Apache::AxKit::CacheCleaner - delete old files from AxKit's cache directory



NAME

Apache::AxKit::CacheCleaner - delete old files from AxKit's cache directory


SYNOPSIS

Method 1: run it from a cron job (recommended method):

    axkit-cache-cleaner --max-age="1 month" --cache-dir=/var/cache/axkit

Method 2: configure it as an Apache cleanup handler in httpd.conf:

    AxCacheDir /var/cache/axkit
    PerlCleanupHandler +Apache::AxKit::CacheCleaner
    PerlSetVar AxCacheCleanerFrequency "1 day"
    PerlSetVar AxCacheCleanerMaxAge    "1 month"

To enable file locking (for either method):

    AxCacheModule +Apache::AxKit::CacheCleaner

You also need to patch AxKit's cache module to enable file locking.


DESCRIPTION

This module searches AxKit's cache directory and deletes files whose last access time is older than a specific maximum age. For example, you could run it nightly in a cron job and instruct it to delete files older than one month. Alternatively, you can configure it to run periodically during Apache's cleanup phase.

The maximum age of files to keep can be specified in terms of the following units:

    second, minute, hour, day, month, year

Fractional units are allowed, and spaces between the number and the unit are optional, that is, ``1.5months'' is allowed as well as ``1.5 months''. The unit can be specified as singular (``1 month'') or plural (``2 months'').

File locking can be enabled so that a file is not deleted from the cache when it is about to be used again to serve a request. This locking avoids the browser displaying a ``404 Not Found'' error message. To enable it, two steps are required:

  1. Configure AxKit to use this CacheCleaner as its caching module in httpd.conf:
        AxCacheModule +Apache::AxKit::CacheCleaner

  2. Patch AxKit to allow a custom module to override the initialization of the cache. See below for details.

Note about AxCacheDir

It is recommended that you set the configuration directive AxCacheDir to use a specific location for AxKit's cache directory. If you do not set AxCacheDir, then AxKit automatically creates a cache subdirectory named ``.xmlstyle_cache'' under the current directory whenever it processes a document. This CacheCleaner will clean out these subdirectories when configured as an Apache cleanup handler (assuming some document located above the cache subdirectory is visited periodically). However, when run from a cron job, you must specify all the cache subdirectories as in this example:

    axkit-cache-cleaner --max-age=1month \
        --cache-dir=/var/www/.xmlstyle_cache \
        --cache-dir=/var/www/subdir1/.xmlstyle_cache \
        --cache-dir=/var/www/subdir2/.xmlstyle_cache

Overview of AxKit Caching

Before describing how the cache cleaner operates, this section presents a short overview of how AxKit stores cache files.

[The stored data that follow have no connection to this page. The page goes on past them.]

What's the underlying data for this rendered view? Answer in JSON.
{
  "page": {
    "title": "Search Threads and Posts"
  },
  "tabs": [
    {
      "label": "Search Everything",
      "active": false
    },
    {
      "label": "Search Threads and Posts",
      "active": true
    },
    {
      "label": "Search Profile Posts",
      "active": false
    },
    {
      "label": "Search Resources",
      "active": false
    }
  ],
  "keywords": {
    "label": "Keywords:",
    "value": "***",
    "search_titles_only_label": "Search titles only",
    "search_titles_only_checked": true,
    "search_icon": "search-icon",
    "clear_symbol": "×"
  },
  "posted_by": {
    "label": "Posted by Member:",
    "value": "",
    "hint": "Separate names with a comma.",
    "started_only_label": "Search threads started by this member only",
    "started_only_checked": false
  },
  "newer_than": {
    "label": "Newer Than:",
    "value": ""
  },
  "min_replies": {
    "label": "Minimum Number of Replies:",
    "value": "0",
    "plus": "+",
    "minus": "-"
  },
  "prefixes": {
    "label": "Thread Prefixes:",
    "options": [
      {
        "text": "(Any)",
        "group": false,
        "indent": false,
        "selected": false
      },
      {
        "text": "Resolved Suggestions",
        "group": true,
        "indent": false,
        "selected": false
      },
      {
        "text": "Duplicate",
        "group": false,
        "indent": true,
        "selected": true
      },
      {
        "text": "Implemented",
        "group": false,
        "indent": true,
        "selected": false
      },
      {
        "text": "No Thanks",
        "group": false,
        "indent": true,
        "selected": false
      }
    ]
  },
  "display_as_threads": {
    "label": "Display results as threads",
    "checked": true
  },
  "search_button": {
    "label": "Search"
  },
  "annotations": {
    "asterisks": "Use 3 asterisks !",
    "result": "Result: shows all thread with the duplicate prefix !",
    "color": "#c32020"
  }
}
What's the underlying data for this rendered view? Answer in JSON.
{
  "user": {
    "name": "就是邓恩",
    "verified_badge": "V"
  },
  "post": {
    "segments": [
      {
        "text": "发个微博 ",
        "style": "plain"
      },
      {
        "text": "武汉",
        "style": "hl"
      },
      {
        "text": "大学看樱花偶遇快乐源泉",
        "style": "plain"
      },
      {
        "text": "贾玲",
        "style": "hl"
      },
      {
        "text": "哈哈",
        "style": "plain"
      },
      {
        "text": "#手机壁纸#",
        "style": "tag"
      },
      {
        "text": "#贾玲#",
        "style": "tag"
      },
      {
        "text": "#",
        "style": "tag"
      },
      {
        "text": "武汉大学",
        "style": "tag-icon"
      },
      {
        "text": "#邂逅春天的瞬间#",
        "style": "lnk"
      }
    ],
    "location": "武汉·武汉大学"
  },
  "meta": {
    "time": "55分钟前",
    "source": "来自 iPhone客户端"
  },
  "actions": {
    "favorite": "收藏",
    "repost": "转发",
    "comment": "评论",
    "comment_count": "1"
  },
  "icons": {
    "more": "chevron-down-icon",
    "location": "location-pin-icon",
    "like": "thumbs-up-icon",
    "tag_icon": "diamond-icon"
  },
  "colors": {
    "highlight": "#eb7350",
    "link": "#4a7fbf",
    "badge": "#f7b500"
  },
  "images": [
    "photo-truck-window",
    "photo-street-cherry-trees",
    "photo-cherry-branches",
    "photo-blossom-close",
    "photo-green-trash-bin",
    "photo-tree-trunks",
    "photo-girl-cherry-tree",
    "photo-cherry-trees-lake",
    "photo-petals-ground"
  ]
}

AxKit assigns a 32-character hexadecimal key for caching a document. This key is generated based on the pathname of the source document and on other data such as hostname, port, media, and style. The first four characters of this key are used to create two subdirectory levels under the cache directory, and the document is stored under this subdirectory with a filename using the remaining 28 characters of the key. For example, a document could have a key of 8c6577c54cef4c2ca1cbdf319516e6d5, and AxKit would store the document in this location:

  cachedir/8c/65/77c54cef4c2ca1cbdf319516e6d5

Additional files related to this cache entry are also stored in the cache. The content type is stored in a file with the same key and an extension of ``.type''. A list of dependencies is stored in a file with a different key, which is derived from the given key appended with '.depends' (but this string is not used as the file name extension).

Furthermore, XSP stores its Perl code in a cache file with a key derived from the self-generated Perl package name appended with 'compiled XSP'. Output from the XSP script is stored in a cache file with a key derived from the self-generated Perl package name appended with any user-defined cache parameters (or '' if none defined). However, the output cache file is not used unless it is separately enabled by defining a method for has_changed in your XSP script as described in the http://axkit.org/wiki/view/AxKit/XSPGuide.

Cache Cleaning Details

This CacheCleaner module searches for files under the two levels of subdirectories, but only for 2-character hexadecimal subdirectory names and only for 28-character hexadecimal filenames (with an optional extension). It compares the access timestamp to the current time, and if it is too old then the file is deleted. All types of old files are deleted: cached documents, content-type files, dependency files, XSP cache files, and anything else that matches the 28-character hexadecimal pattern.

While the files are being deleted, a list of empty subdirectories is generated, and these subdirectories are removed after all the old files are deleted.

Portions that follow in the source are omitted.